The group’s calculations showed that 28 percent of the investment tax cut
savings went to just 11,433 of the 134 million taxpayers, those who made $10
million or more, saving them almost $1.9 million each. Over all, this small
number of wealthy Americans saved $21.7 billion in taxes on their investment
income as a result of the tax-cut law.
The nearly 90 percent of Americans who make less than $100,000 a year saved
on average $318 each on their investments. They collected 5.3 percent of the
total savings from reduced tax rates on investment income.
The I.R.S. data showed that the number of Americans making less than $25,000
a year shrank, down by 3.2 million, or 5.5 percent.
Nearly half of Americans reported incomes of less than $30,000, and
two-thirds make less than $50,000.
The number of taxpayers making more than $100,000 grew by nearly 3.4 million
and accounted for more than two-thirds of the growth in the number of returns
filed in 2005 compared with those in 2000.

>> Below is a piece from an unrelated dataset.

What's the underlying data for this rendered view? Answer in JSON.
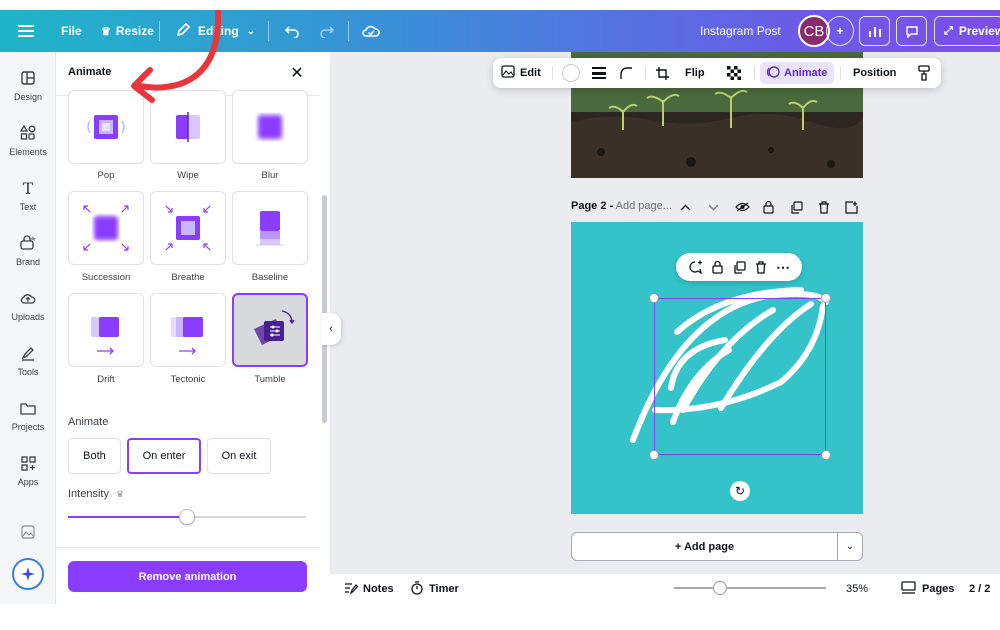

The fact that average incomes remained lower in 2005 than five years earlier
helps explain why so many Americans report feeling economic stress despite
overall growth in the economy. Many Americans are also paying a larger share of
their health care costs and have had their retirement benefits reduced,
adding to their out-of-pocket costs.
The White House noted that during the same five years, income tax rates have
been cut under a series of laws sponsored by President Bush. Mr. Bush has
delivered a steady stream of upbeat assessments of the economy, saying last
fall, for example, “I’m pleased with the economic progress we’re making.”
Tony Fratto, a White House spokesman, attributed the drop in average incomes
to “the significant wrenching hits that our economy took in 2001 and 2002, so
no one should be surprised that what a bubble economy created in the late
1990s and 2000, where economic data were skewed, would take some time to
recover.”
Mr. Fratto said the fact that nearly all of the growth in incomes was among
those in the upper reaches of the income ladder and that the majority of
investment tax breaks went to those making more than $1 million “is not a very
interesting story.”
“There is no question that you will always have distributional concerns with
a tax rate, a broad-based tax rate, at the very top of the income scale,” Mr.
Fratto said.
He said the more significant issue was the reduction in taxes for
middle-class Americans that Mr. Bush won from Congress.
Robert S. McIntyre, the director of Citizens for Tax Justice, said that even
though he expected a few very wealthy people to reap most of the tax savings
generated by lower tax rates on dividends and capital gains, the size of the
savings “still takes your breath away.”
He said the tax savings at the top, combined with lower average incomes after
five years, “shows that trickle down doesn’t work.”
Correction: August 22, 2007
An article in Business Day yesterday about the average income of Americans
from 2000 to 2005 misstated, in some copies, the nation’s total adjusted gross
income in 2005. It was $7.43 trillion, not billion.